In-Situ Monitoring in Abrasive Water Jet Machining of Stacked Titanium (Ti6Al4V)-CFRP Through Time and Frequency Analysis of Acoustic Emission Signals

Abstract

Abstract Hybrid metal-composite structures are widely used in aerospace industry but the machining challenges, especially at high cutting speeds, limit their employability due to higher production costs and tool wear. Abrasive Water jet (AWJ) is a viable high speed alternative, to conventional milling but the process is limited by the kerf roughness and striations, burrs and delamination.
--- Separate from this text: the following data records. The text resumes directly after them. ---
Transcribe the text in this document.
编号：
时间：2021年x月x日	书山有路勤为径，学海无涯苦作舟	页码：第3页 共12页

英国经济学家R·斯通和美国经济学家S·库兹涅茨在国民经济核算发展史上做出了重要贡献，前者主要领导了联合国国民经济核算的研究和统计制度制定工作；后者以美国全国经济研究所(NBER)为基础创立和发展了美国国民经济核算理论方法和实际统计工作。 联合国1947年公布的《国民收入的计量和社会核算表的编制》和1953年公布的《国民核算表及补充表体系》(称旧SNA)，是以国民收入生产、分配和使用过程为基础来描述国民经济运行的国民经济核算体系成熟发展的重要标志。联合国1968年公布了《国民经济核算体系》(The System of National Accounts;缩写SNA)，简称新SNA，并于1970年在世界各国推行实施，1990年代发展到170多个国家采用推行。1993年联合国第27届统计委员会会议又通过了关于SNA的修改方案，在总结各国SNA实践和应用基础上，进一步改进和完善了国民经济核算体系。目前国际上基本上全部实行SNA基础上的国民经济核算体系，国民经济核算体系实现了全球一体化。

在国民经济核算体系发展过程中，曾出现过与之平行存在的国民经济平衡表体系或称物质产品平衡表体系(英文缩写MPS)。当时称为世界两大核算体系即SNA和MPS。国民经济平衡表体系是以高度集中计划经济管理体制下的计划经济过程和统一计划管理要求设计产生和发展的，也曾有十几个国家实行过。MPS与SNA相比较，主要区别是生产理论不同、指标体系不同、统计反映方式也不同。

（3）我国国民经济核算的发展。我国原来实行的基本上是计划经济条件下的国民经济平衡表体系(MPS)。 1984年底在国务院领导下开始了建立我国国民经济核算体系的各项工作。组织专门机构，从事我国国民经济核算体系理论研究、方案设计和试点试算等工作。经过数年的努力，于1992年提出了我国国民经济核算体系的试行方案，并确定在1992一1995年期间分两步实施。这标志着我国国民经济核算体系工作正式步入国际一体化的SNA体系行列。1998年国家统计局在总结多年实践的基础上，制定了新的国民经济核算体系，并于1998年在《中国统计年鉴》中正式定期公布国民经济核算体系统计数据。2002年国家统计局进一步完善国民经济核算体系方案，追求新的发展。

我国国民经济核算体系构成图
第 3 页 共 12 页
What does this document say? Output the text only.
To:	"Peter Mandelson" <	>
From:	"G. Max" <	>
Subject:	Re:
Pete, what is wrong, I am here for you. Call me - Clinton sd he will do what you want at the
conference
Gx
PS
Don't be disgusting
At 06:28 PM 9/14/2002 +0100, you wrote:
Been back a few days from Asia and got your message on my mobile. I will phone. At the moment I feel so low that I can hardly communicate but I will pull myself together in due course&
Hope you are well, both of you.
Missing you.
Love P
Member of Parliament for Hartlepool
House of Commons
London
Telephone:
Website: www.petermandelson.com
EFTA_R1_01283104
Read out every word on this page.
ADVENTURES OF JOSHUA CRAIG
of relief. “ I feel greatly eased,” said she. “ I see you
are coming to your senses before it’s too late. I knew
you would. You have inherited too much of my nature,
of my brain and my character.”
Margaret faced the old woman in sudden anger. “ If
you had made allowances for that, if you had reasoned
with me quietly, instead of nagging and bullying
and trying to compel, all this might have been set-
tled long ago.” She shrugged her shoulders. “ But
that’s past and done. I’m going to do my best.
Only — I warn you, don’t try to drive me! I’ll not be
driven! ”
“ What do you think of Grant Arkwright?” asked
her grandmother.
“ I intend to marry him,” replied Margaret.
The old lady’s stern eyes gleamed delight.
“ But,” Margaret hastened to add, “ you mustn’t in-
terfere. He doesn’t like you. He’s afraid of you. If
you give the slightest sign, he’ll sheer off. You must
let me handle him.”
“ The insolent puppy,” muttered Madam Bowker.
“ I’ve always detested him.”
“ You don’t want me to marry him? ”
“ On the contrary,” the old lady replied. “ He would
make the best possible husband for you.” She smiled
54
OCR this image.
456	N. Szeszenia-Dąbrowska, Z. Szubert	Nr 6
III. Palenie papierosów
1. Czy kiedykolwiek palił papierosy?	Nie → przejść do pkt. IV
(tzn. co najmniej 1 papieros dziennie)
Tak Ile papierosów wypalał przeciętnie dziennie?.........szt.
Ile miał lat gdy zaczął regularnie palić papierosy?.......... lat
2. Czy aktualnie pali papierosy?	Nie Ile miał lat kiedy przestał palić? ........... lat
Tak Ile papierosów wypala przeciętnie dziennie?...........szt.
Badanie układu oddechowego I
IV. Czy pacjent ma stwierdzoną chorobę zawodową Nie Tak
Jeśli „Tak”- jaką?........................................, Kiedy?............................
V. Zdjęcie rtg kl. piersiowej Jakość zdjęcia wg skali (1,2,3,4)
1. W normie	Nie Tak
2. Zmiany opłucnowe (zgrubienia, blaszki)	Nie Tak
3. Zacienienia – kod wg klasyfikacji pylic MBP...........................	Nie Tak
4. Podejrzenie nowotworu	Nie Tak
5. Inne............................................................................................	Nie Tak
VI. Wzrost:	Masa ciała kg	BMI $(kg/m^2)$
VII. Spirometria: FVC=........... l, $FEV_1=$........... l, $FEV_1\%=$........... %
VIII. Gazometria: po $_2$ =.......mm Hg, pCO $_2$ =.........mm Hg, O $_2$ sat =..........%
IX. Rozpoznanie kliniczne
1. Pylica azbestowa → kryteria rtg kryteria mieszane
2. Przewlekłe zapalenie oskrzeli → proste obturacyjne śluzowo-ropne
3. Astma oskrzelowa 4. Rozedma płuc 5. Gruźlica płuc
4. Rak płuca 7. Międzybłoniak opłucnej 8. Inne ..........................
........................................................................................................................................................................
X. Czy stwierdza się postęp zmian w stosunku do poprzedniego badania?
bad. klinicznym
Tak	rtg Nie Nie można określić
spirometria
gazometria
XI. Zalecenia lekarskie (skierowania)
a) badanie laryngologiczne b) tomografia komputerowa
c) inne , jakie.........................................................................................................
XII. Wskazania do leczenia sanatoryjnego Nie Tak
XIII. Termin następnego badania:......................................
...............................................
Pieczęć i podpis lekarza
Due to difference in machining behavior of ductile metal and brittle composite, the resulting surface quality is sensitive to the use of non-optimal process parameters, and in-process faults and defects. This study explores the AWJ process monitoring in machining Ti6Al4V-CFRP stacks through Acoustic emission (AE) signals. AWJ Machining experiments were conducted with varying pressure (200, 275, 350 MPa) and traverse feed rate (15, 7.5, 10 mm/s) for two stacking configurations — Ti/CFRP and CFRP/Ti. AE signals acquired at each of these material layers were correlated with the process parameters. Signal RMS was calculated in time domain and a correlation was found with the jet power-to-speed ratio (Ė/u). Further, the AE signals were studied in frequency and simultaneous time-frequency domain. A characteristic frequency, based on an estimation of abrasive particle impacts, was calculated (222.5 kHz). This characteristic frequency band was used to monitor the surface quality. Among other features, maximum power spectral density (PSD) was found superior. Overall, a strong correlation was established between the Abrasive Water Jet process variables, AE signals and the resulting surface quality using the time-frequency spectrogram with the proposed characteristic frequency banding.